Redbull gives you wings right? But how bendy are they?
Well that seems to be the question the FIA is going to be asking.
F1 teams have never been shy of loopholes and innovation. Thats exactly what keeps it exciting. It was only last year that we saw Mercedes with their DAS design. With a small pull of the wheel the Dual axis system changed the alignment of the two front tyres making the energy and heat more evenly distributed over the whole surface of the tyre. This in turn caused the tyres to get the much needed heat (which in turn means grip) and thats always going to put you a step ahead of everyone else. But as much as it was deemed legal for the one year, it is now illegal and so no longer allowed.
Finding loopholes isn’t something new. So what’s the difference here? Well bendy wings isn’t an issue alone. Its always been a point of interest for the FIA and it is actually tested pretty significantly. However they are only tested when stationary. There in no current test for when the car is moving at speed, and this is when the rigidity of the RedBull wing is questionable. So it passes the basic tests, but Mercedes are saying that the basic test in not enough.
When at high speed down the straights the wing bends more than others. This helps reduce drag and is also going to disturb the airflow for the car behind. But let’s be honest, it’s not exactly getting Redbull on that top podium step every weekend, so is it an issue? We’ll actually yes and no.
As said before innovation is what F1 is built on. However the FIA need to be able to make sure there are lines that aren’t crossed. This is difficult to do when it’s not a simple yes or no, right or wrong. Bendy wings are not something new. Every car on the grid has them in fact.
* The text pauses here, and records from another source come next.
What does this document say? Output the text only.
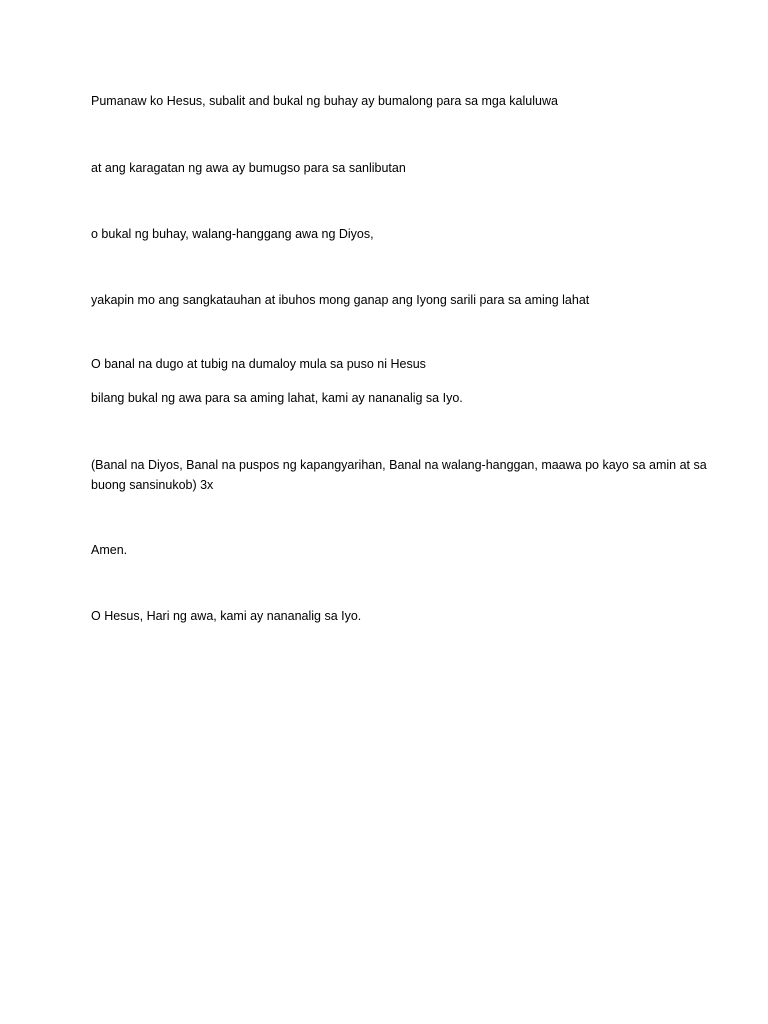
Pumanaw ko Hesus, subalit and bukal ng buhay ay bumalong para sa mga kaluluwa

at ang karagatan ng awa ay bumugso para sa sanlibutan

o bukal ng buhay, walang-hanggang awa ng Diyos,

yakapin mo ang sangkatauhan at ibuhos mong ganap ang Iyong sarili para sa aming lahat

O banal na dugo at tubig na dumaloy mula sa puso ni Hesus

bilang bukal ng awa para sa aming lahat, kami ay nananalig sa Iyo.

(Banal na Diyos, Banal na puspos ng kapangyarihan, Banal na walang-hanggan, maawa po kayo sa amin at sa buong sansinukob) 3x

Amen.

O Hesus, Hari ng awa, kami ay nananalig sa Iyo.
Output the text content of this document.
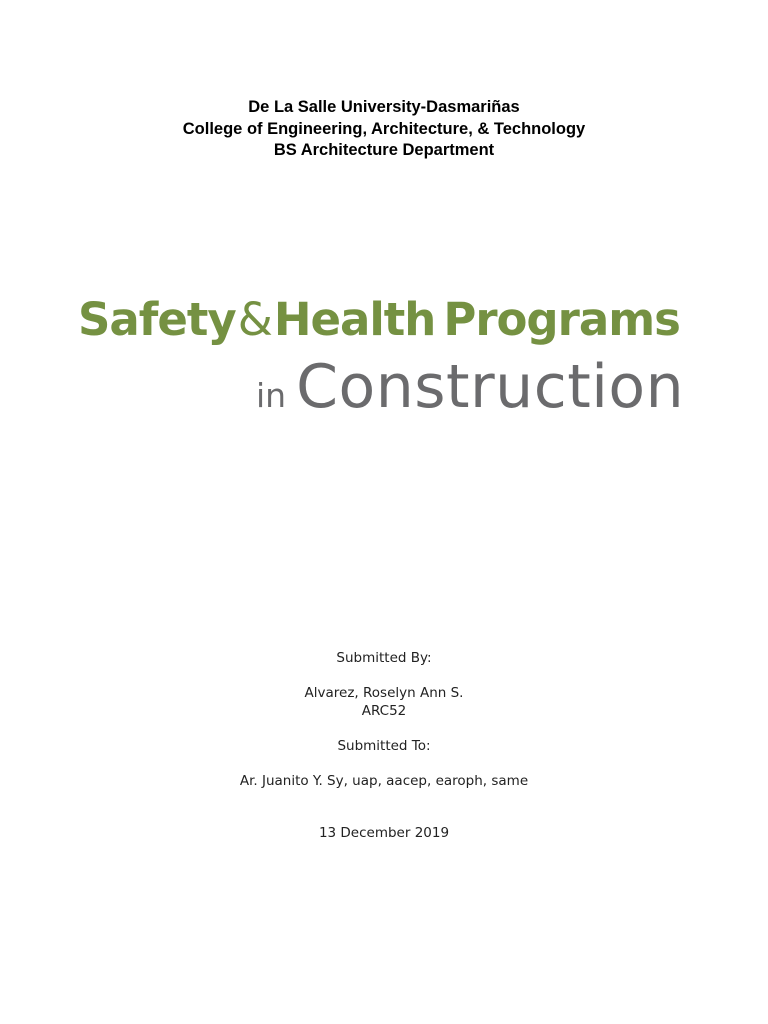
De La Salle University-Dasmariñas
College of Engineering, Architecture, & Technology
BS Architecture Department
Safety&Health Programs
in Construction
Submitted By:
Alvarez, Roselyn Ann S.
ARC52
Submitted To:
Ar. Juanito Y. Sy, uap, aacep, earoph, same
13 December 2019
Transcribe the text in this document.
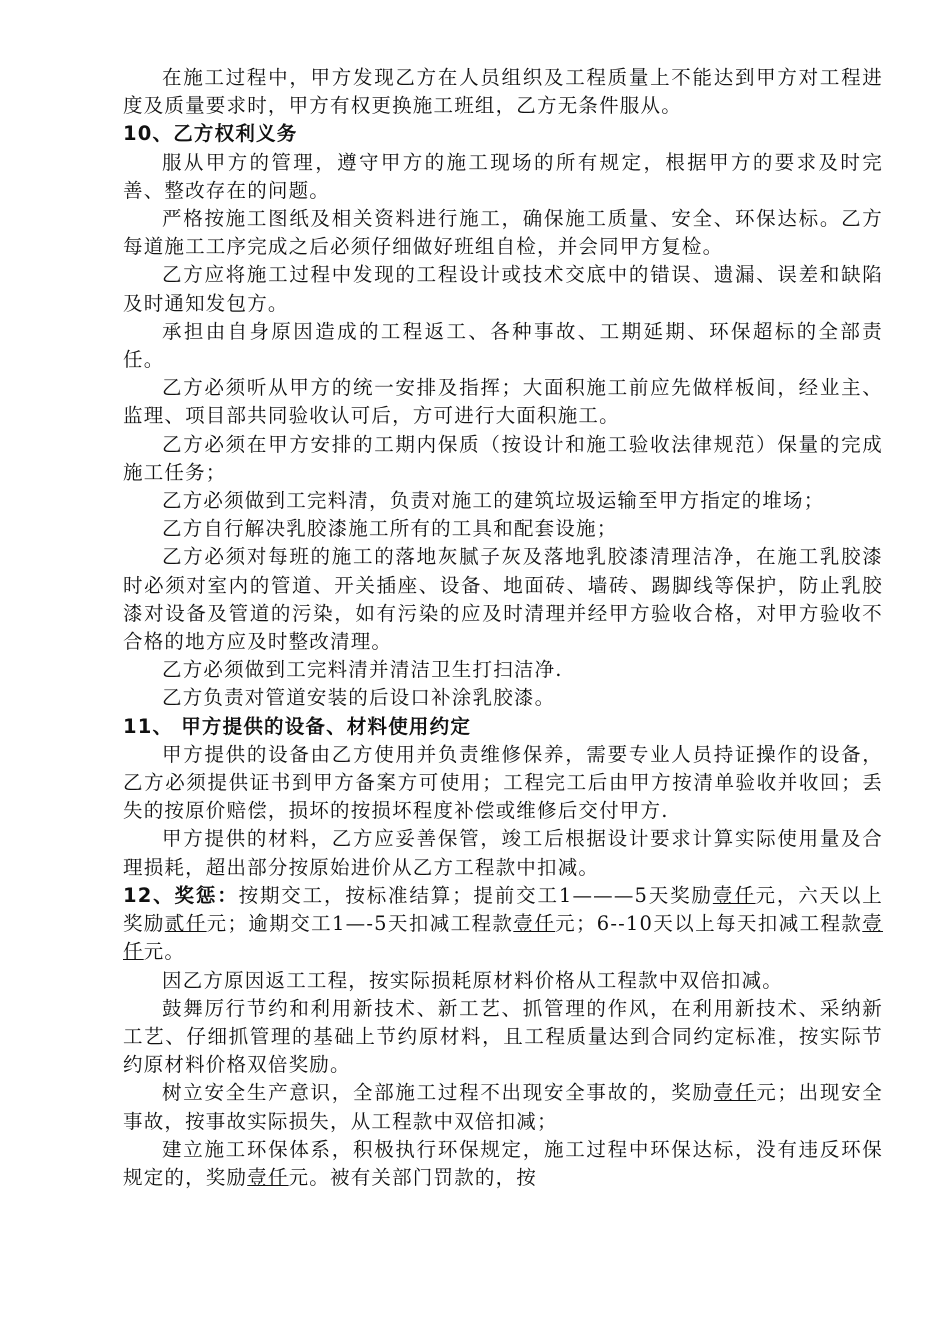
在施工过程中，甲方发现乙方在人员组织及工程质量上不能达到甲方对工程进度及质量要求时，甲方有权更换施工班组，乙方无条件服从。

10、乙方权利义务

服从甲方的管理，遵守甲方的施工现场的所有规定，根据甲方的要求及时完善、整改存在的问题。

严格按施工图纸及相关资料进行施工，确保施工质量、安全、环保达标。乙方每道施工工序完成之后必须仔细做好班组自检，并会同甲方复检。

乙方应将施工过程中发现的工程设计或技术交底中的错误、遗漏、误差和缺陷及时通知发包方。

承担由自身原因造成的工程返工、各种事故、工期延期、环保超标的全部责任。

乙方必须听从甲方的统一安排及指挥；大面积施工前应先做样板间，经业主、监理、项目部共同验收认可后，方可进行大面积施工。

乙方必须在甲方安排的工期内保质（按设计和施工验收法律规范）保量的完成施工任务；

乙方必须做到工完料清，负责对施工的建筑垃圾运输至甲方指定的堆场；

乙方自行解决乳胶漆施工所有的工具和配套设施；

乙方必须对每班的施工的落地灰腻子灰及落地乳胶漆清理洁净，在施工乳胶漆时必须对室内的管道、开关插座、设备、地面砖、墙砖、踢脚线等保护，防止乳胶漆对设备及管道的污染，如有污染的应及时清理并经甲方验收合格，对甲方验收不合格的地方应及时整改清理。

乙方必须做到工完料清并清洁卫生打扫洁净.

乙方负责对管道安装的后设口补涂乳胶漆。

11、 甲方提供的设备、材料使用约定

甲方提供的设备由乙方使用并负责维修保养，需要专业人员持证操作的设备，乙方必须提供证书到甲方备案方可使用；工程完工后由甲方按清单验收并收回；丢失的按原价赔偿，损坏的按损坏程度补偿或维修后交付甲方.

甲方提供的材料，乙方应妥善保管，竣工后根据设计要求计算实际使用量及合理损耗，超出部分按原始进价从乙方工程款中扣减。

12、奖惩：按期交工，按标准结算；提前交工1———5天奖励壹仟元，六天以上奖励贰仟元；逾期交工1—-5天扣减工程款壹仟元；6--10天以上每天扣减工程款壹仟元。

因乙方原因返工工程，按实际损耗原材料价格从工程款中双倍扣减。

鼓舞厉行节约和利用新技术、新工艺、抓管理的作风，在利用新技术、采纳新工艺、仔细抓管理的基础上节约原材料，且工程质量达到合同约定标准，按实际节约原材料价格双倍奖励。

树立安全生产意识，全部施工过程不出现安全事故的，奖励壹仟元；出现安全事故，按事故实际损失，从工程款中双倍扣减；

建立施工环保体系，积极执行环保规定，施工过程中环保达标，没有违反环保规定的，奖励壹仟元。被有关部门罚款的，按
If the rear wing was completely rigid with no bend at all, as soon as the car hits big speed it would completely smash the whole wing.
So what’s the issue then?
Well there’s a difference between making it just bendy enough to make sure its safe or making it bendy enough to actually benefit from. And this is were were argument starts.
As a consequence to all of this, the FIA will be introducing further load/deflection tests focusing on the rear wings flexibility. These new tests are to be introduced on the 15th June. So this gives the teams chance to get everything in order (if they think they will fail these tests).
So could this be a significant hit for RedBull this year? Or actually is what they have going to pass the test? We will find out by the French GP.